Strategi ini siap membantu tahun ini. Untuk penyusunan strategi tersebut telah fokus pada 22 profil proyek investasi berkelanjutan yang tersebar pada 13 provinsi di Indonesia.

Adapun 13 provinsi tersebut meliputi Sumatra Selatan, , Kepulauan Riau, Sumatra Selatan, Jawa Timur, Jawa Barat, Banten, Kalimantan Barat, Nusa Tenggara Barat (NTB), Kalimantan Timur, Nusa Tenggara Timur (NTT), Gorontalo, Sulawesi Selatan, dan Maluku.

Cara ini guna membantu investor masuk ke Indonesia lebih mudah. Penyusunan PPI ini juga melalui dokumen studi kelayakan.

Selain itu, strategi ini juga menjadi profil peluang investasi daerah.

Dengan begini gambaran komprehensif dan mendetail pada calon investor.

Peta potensi ini hadir sebagai instrumen pemerintah dalam rangka memfasilitasi masuknya investasi masuk ke Indonesia.

Sehingga akan lebih fokus terhadap market investasi yang ditawarkan.

Pra Studi Kelayakan PPI

Nurul Ikhwan sebagai Deputi Bidang Promosi Penanaman Modal Kementerian Investasi/BKPM menjelaskan.

Jika ada 22 proyek yang telah hadir dalam proses sesuai bidangnya masing-masing.

Sayangnya saat ini sedang tersusun pra studi kelayakan.
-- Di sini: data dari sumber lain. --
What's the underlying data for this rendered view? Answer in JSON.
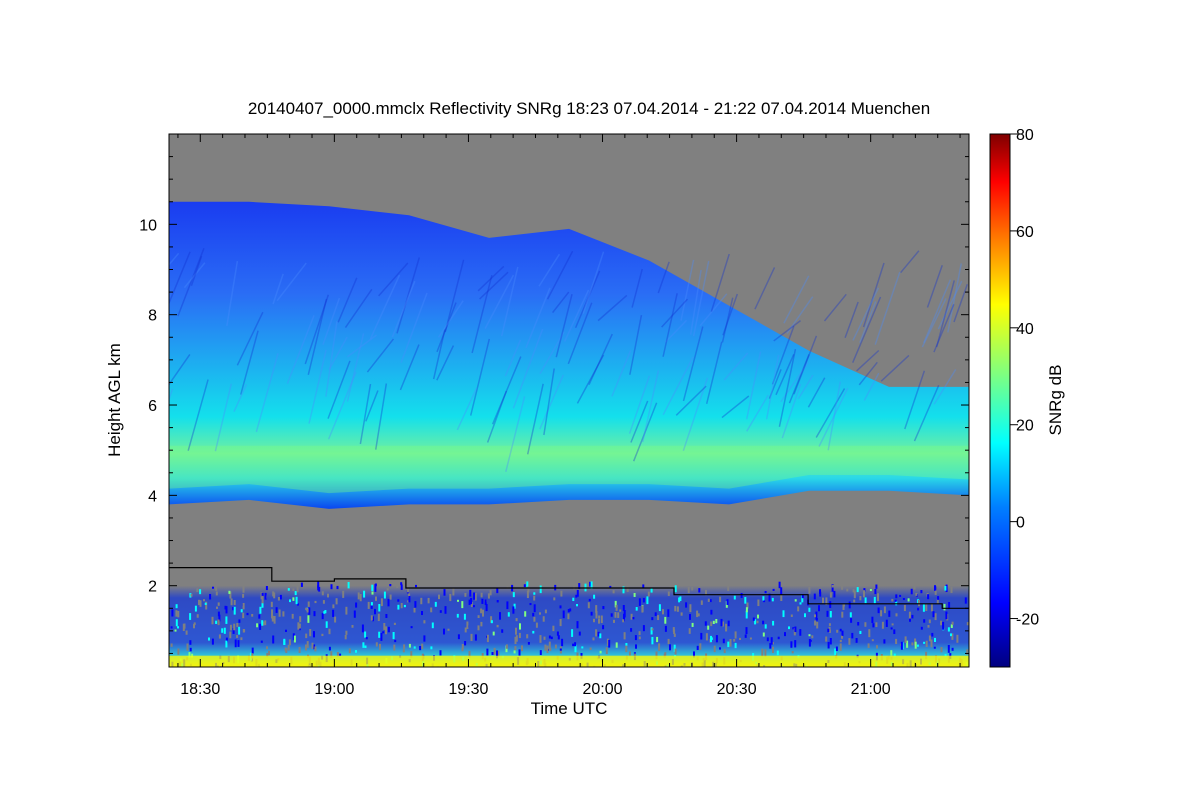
{
  "chart_data": {
    "type": "heatmap",
    "title": "20140407_0000.mmclx Reflectivity SNRg   18:23 07.04.2014 - 21:22 07.04.2014 Muenchen",
    "xlabel": "Time UTC",
    "ylabel": "Height AGL km",
    "x_ticks": [
      "18:30",
      "19:00",
      "19:30",
      "20:00",
      "20:30",
      "21:00"
    ],
    "x_tick_minutes": [
      30,
      60,
      90,
      120,
      150,
      180
    ],
    "x_range_minutes": [
      23,
      202
    ],
    "y_ticks": [
      2,
      4,
      6,
      8,
      10
    ],
    "ylim": [
      0.2,
      12
    ],
    "colorbar": {
      "label": "SNRg dB",
      "range": [
        -30,
        80
      ],
      "ticks": [
        -20,
        0,
        20,
        40,
        60,
        80
      ]
    },
    "background_color": "#808080",
    "cloud_layer": {
      "top_km": [
        10.5,
        10.5,
        10.4,
        10.2,
        9.7,
        9.9,
        9.2,
        8.2,
        7.2,
        6.4,
        6.4
      ],
      "base_km": [
        3.8,
        3.9,
        3.7,
        3.8,
        3.8,
        3.9,
        3.9,
        3.8,
        4.1,
        4.1,
        4.0
      ],
      "peak_km": 4.6,
      "peak_snr_db": 30
    },
    "boundary_line": {
      "time_minutes": [
        23,
        46,
        46,
        60,
        60,
        76,
        76,
        136,
        136,
        166,
        166,
        196,
        196,
        202
      ],
      "height_km": [
        2.4,
        2.4,
        2.1,
        2.1,
        2.15,
        2.15,
        1.95,
        1.95,
        1.8,
        1.8,
        1.6,
        1.6,
        1.5,
        1.5
      ]
    },
    "colors": {
      "c1": "#00007f",
      "c2": "#0000ff",
      "c3": "#007fff",
      "c4": "#00ffff",
      "c5": "#7fff7f",
      "c6": "#ffff00",
      "c7": "#ff7f00",
      "c8": "#ff0000",
      "c9": "#7f0000"
    }
  }
}
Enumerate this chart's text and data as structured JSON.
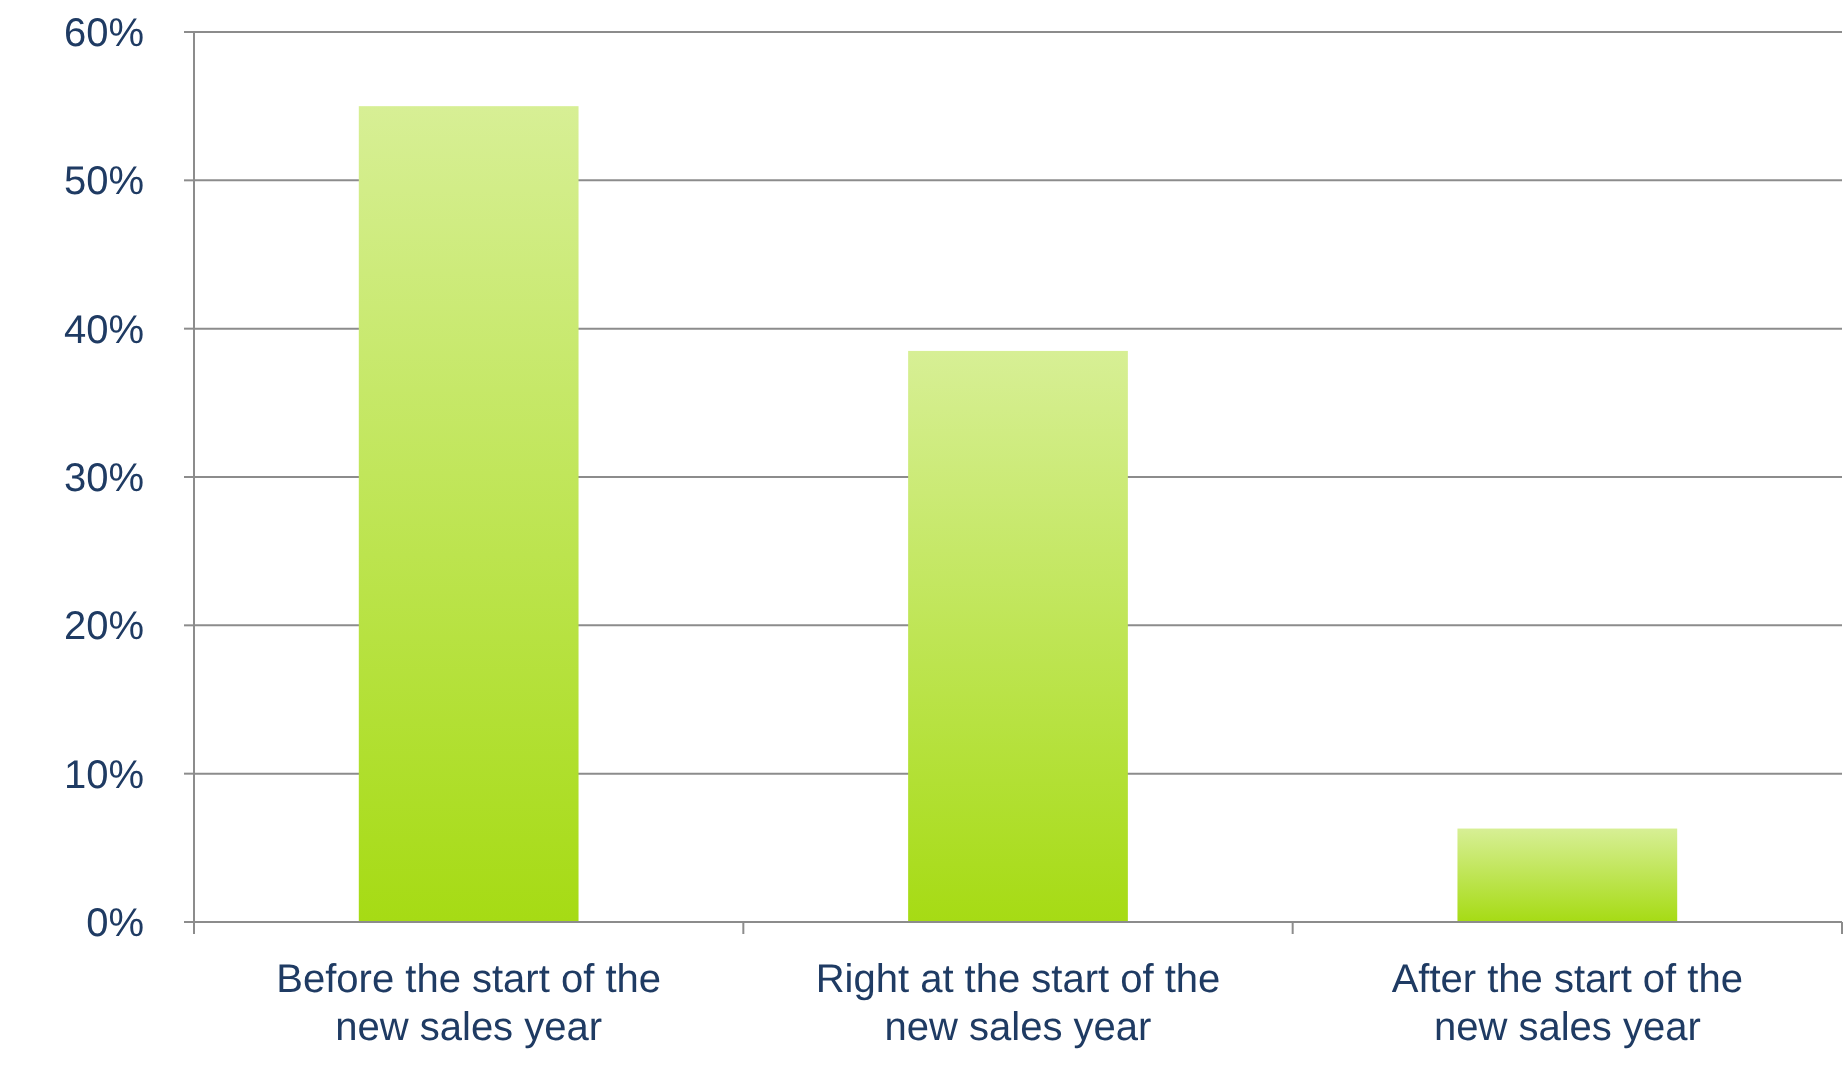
{
  "chart_data": {
    "type": "bar",
    "categories": [
      "Before the start of the new sales year",
      "Right at the start of the new sales year",
      "After the start of the new sales year"
    ],
    "values": [
      55,
      38.5,
      6.3
    ],
    "color": "#a6db14",
    "ylim": [
      0,
      60
    ],
    "yticks": [
      {
        "value": 0,
        "label": "0%"
      },
      {
        "value": 10,
        "label": "10%"
      },
      {
        "value": 20,
        "label": "20%"
      },
      {
        "value": 30,
        "label": "30%"
      },
      {
        "value": 40,
        "label": "40%"
      },
      {
        "value": 50,
        "label": "50%"
      },
      {
        "value": 60,
        "label": "60%"
      }
    ],
    "grid": "y"
  }
}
Sehingga nilai investasi dari suatu proyek belum dapat Anda ketahui.

Terdapat 22 profil proyek investasi yang tersusun dalam PPI tahun 2022. 11 proyek dari industri manufaktur, sedangkan 11 lainnya berbasis Sumber Daya Alam.

Adapun kluster yang termasuk pada proyek Sumber Daya Alam meliputi hortikultura, peternakan, perkebunan, tanaman pangan, energi, dan perikanan.

Adapun yang termasuk dalam klaster industri manufaktur meliputi industri aneka, logam, kimia, alat transportasi, elektronika, dan mesin.

Proyek investasi ini akan memberikan kontribusi untuk mengatasi kemiskinan.

Sehingga strategi peta peluang investasi yang ada ini mampu memperbaiki perekonomian masyarakat. Bahkan membantu investor dalam berinvestasi.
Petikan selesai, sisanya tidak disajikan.